A summary of: Cunningham, A., McPolin, O., Fallis, R. et al. A systematic review of the use of virtual reality or dental smartphone applications as interventions for management of paediatric dental anxiety. BMC Oral Health 21, 244 (2021)

Dental anxiety is a highly prevalent psychological issue experienced by patients and encountered by dental health professionals. Odontophobia is extremely common in the paediatric population and often means stress-inducing procedures such as tooth extractions and even simple examinations require the use of general anaesthetic (GA).
GA remains the most common reason for hospital admission in children aged 5-9. Unfortunately, the number of dental GA procedures is increasing. Therefore, there is justification for newer, more advanced behavioural management techniques using technology.

Virtual reality (VR) has been widely adopted in the medical healthcare setting as a successful method of distraction and preparation to help alleviate patient fears and anxiety.
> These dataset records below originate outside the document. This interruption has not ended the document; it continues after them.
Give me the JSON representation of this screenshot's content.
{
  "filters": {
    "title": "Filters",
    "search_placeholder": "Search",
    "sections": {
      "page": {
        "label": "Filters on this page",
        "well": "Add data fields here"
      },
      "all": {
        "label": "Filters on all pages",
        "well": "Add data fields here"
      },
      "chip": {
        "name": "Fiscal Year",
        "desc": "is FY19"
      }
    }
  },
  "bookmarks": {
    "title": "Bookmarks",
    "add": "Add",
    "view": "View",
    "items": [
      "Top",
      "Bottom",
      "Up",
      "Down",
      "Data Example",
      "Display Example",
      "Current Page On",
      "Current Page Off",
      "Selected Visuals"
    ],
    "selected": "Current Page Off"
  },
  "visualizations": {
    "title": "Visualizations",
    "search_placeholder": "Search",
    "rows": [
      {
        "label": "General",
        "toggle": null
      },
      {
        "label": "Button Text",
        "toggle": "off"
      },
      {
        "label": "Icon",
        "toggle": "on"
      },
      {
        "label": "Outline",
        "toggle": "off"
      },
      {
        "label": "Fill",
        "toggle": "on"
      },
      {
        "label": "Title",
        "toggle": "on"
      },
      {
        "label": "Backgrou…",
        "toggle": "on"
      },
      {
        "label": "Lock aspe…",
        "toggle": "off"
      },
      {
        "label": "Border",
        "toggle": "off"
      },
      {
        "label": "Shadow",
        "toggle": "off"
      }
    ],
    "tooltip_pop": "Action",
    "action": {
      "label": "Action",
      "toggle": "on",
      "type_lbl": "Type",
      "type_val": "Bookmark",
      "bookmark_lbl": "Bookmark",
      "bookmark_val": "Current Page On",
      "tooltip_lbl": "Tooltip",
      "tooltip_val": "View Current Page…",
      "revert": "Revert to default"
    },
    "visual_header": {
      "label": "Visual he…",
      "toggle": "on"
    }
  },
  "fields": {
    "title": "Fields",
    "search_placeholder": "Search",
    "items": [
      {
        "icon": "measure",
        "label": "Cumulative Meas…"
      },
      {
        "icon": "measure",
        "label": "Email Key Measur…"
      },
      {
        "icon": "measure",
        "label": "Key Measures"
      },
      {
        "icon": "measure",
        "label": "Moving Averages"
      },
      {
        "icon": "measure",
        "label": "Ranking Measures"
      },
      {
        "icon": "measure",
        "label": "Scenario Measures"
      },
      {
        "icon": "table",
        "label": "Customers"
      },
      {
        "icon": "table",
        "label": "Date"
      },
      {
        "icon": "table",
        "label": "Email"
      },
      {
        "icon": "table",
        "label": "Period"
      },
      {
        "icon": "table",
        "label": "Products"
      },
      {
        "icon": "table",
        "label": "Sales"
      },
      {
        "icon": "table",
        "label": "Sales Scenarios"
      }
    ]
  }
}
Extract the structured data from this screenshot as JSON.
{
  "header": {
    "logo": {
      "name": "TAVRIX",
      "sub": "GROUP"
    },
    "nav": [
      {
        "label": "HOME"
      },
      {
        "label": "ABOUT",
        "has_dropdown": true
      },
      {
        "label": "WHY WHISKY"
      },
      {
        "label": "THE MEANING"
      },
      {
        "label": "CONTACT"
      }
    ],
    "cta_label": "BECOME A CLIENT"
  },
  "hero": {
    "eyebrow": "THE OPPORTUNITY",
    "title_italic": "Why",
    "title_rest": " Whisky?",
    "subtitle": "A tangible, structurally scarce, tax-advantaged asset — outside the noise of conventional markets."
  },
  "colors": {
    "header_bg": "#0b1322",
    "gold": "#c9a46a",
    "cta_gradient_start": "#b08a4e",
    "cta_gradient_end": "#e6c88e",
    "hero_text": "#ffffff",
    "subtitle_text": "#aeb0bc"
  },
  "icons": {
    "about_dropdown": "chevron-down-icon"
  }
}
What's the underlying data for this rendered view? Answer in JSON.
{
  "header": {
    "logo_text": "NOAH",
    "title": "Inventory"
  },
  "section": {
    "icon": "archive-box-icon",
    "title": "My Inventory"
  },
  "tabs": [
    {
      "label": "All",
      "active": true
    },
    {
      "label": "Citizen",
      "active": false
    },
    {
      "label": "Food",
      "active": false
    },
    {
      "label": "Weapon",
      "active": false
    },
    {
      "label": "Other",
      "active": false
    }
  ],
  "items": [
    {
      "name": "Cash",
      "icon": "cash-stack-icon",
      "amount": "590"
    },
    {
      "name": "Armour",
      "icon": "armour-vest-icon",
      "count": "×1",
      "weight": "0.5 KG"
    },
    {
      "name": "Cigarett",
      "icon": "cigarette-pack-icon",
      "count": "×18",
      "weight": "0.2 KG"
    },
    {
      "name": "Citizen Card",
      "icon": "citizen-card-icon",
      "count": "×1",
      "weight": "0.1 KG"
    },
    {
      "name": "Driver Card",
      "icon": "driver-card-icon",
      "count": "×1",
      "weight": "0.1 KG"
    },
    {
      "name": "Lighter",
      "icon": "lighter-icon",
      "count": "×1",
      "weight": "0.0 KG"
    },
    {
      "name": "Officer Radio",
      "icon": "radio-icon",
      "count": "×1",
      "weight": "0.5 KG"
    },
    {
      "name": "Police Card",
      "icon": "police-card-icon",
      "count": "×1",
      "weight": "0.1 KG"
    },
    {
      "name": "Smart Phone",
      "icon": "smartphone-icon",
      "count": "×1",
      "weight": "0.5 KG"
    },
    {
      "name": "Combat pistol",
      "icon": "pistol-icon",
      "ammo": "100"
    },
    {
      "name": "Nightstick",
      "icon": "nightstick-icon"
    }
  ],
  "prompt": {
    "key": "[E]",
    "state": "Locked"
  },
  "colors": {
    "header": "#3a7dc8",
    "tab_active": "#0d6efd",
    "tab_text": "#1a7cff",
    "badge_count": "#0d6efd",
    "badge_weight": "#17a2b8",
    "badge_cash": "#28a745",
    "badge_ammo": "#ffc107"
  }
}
This has not yet transferred to the dental setting; however, a systematic review examined whether the use of VR or bespoke mobile dental applications prior to and during operative dental procedures helped to reduce anxiety in paediatric patients, in comparison with no intervention or conventional behavioural management techniques.

The review included a literature search of eight electronic databases and included randomised and non-randomised trials which identified anxiety as a primary or secondary outcome in the paediatric population (<18-year-olds).

Results from the literature search found only four RCTs which addressed the research question (three VR studies and one mobile app study). All four studies demonstrated a statistically significant decrease in pain and anxiety in paediatric patients compared with no intervention.

Interestingly, Zink et al found that using a mobile app significantly reduced the number of appointments required in a subpopulation of paediatric patients with autism spectrum disorder.

This review highlights that VR can be as successful in the dental setting as proved within the medical setting. VR can be an effective tool in the acclimatisation, preparation, education and distraction of patients. If paediatric patients can learn to accept treatment in the dental setting, this could be extremely beneficial in decreasing or potentially avoiding the need for GAs.

Although this is a particularly informative review, there is a paucity of data within this particular topic of advancing technology and thus further research in this field is warranted.